It's about a big fish that I would have speared, but didn't shoot because at that moment I had a smaller fish in the spear, gun unloaded and legs tangled in the line.Oldsarge said:I don't care how long it is, this has got to be worth reading! :rofl: C'mon, 'fess up!
That splendid fish just passed me by. This fact flashed my mind about wasting chances or taking them, showed me the borderline between regret and happiness.
When three years ago I met the special woman who is now my wife (Dany) I was still messing up with the end of the story with my "ex" (Alex).
Alex and I were not married, but had been living together for five years and had initially planned to make one life in two. Then things didn't work out: different views and perspectives, no more kisses, no more romance, no more I love you's, only quarrelling and arguing every day for any stupid thing. After two years of crisis we were still living together, but had lost any hope that we could go on any longer.
One day we quarrelled ridiculously about the cat's hair on the sofa. I slammed the door and went to my parent's hometown on the lake.
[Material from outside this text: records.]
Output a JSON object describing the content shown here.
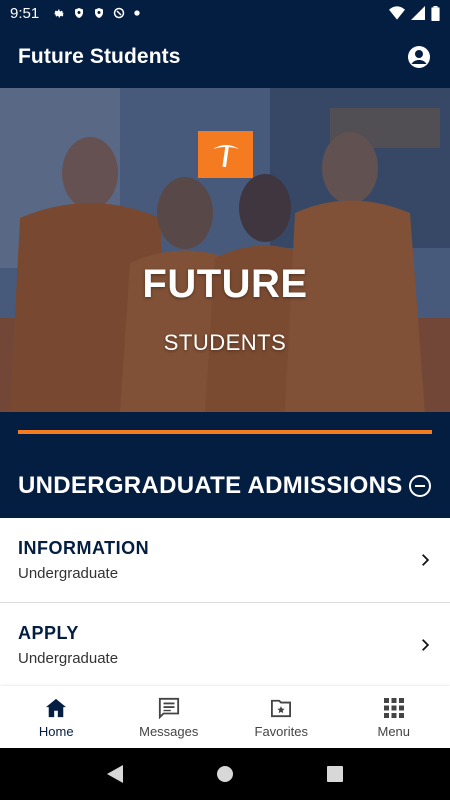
{
  "status_bar": {
    "time": "9:51",
    "icons": [
      "gear-icon",
      "shield-icon",
      "shield-icon",
      "at-sign-icon",
      "dot-icon"
    ],
    "right_icons": [
      "wifi-icon",
      "signal-icon",
      "battery-icon"
    ]
  },
  "app_bar": {
    "title": "Future Students",
    "account_icon": "account-circle-icon"
  },
  "hero": {
    "title": "FUTURE",
    "subtitle": "STUDENTS",
    "logo_icon": "pickaxe-logo-icon"
  },
  "section": {
    "title": "UNDERGRADUATE ADMISSIONS",
    "toggle_icon": "minus-circle-icon"
  },
  "list": [
    {
      "title": "INFORMATION",
      "subtitle": "Undergraduate"
    },
    {
      "title": "APPLY",
      "subtitle": "Undergraduate"
    }
  ],
  "bottom_nav": [
    {
      "label": "Home",
      "icon": "home-icon",
      "active": true
    },
    {
      "label": "Messages",
      "icon": "message-icon",
      "active": false
    },
    {
      "label": "Favorites",
      "icon": "folder-star-icon",
      "active": false
    },
    {
      "label": "Menu",
      "icon": "grid-icon",
      "active": false
    }
  ],
  "colors": {
    "navy": "#041e42",
    "orange": "#f47b20"
  }
}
I arrived late in the evening and cruised to the nearest bar: vodka & tonics (plural), cigarettes, I just stood alone and didn't want anybody around.
But there I had to meet Dany, who was in town just for the holidays and going to leave the day after. We stood talking until five o clock in the morning. Just talking, with a magic understanding: charming each other, but with some mysterious kind of mutual respect which prevented us to waste that special encounter with a trivial sex thing.
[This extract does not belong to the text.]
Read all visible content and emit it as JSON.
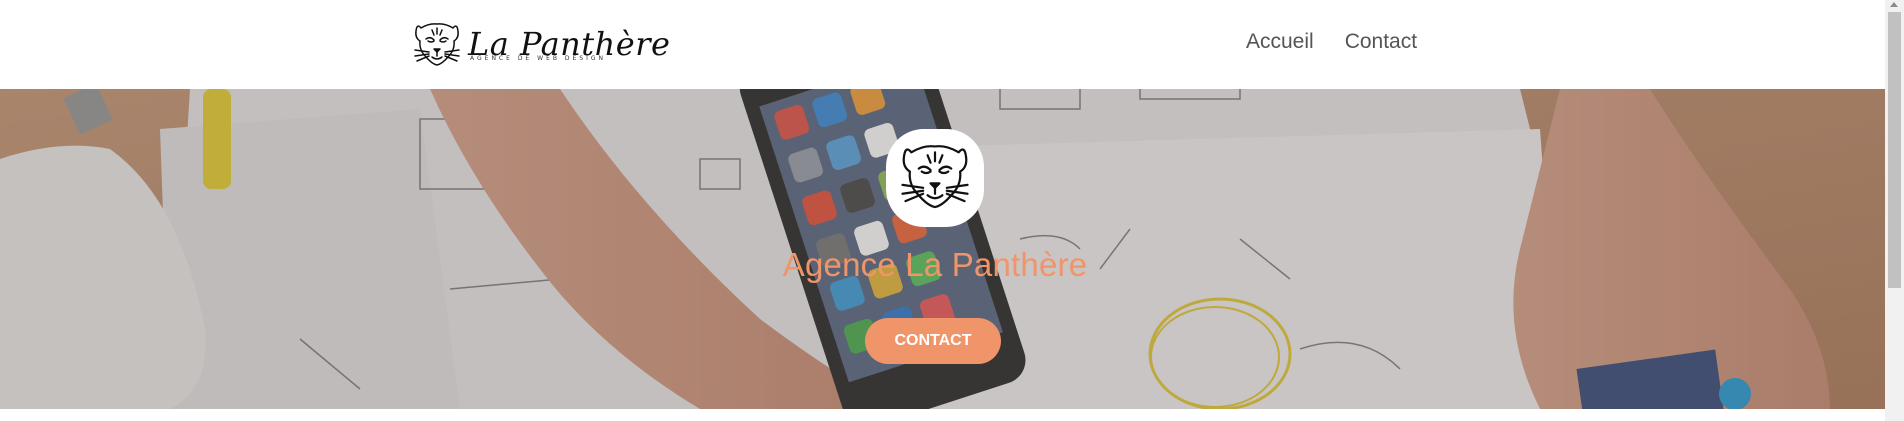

I had fallen in love, we had been flashed, but the day after she wet back to her world and I was still undecided: try again with my ex, or leaping into this new feeling?
In this doubtful mood, the day after I slept till afternoon, and it was almost evening when I went spearfishing in the lake.
It was the end of october, one of the last dives of the season. And sunset was incoming in half an hour. Dive after dive, I ignored the small fishes swimming around, looking for something special to spear. But couldn't find, so when I realized that the sky was darkening, I lost the patience and shot a small 400 grams black bass: the slim 6mm shaft didn't stone him, so the fish had a desperate reaction and made a messy tangling of the line all around itself and my legs.
It was then, while I tried to untangle the fish with my unloaded speargun lost somewhere afloat, that THE tench passed me by: it was huge, wonderful, the green orange colour shining in dark water, the big lips smiling, mocking at me: "Sometimes you loose the big chances of life".
It was late evening in late season and I was 35, with a fish I wasn't intersted in tangling my line, gun unloaded, hopelessly dark.
I phone called Dany and told her the story: "That tench is you", I said. She laughed, I jumped in my car to get the big fish in my stringer.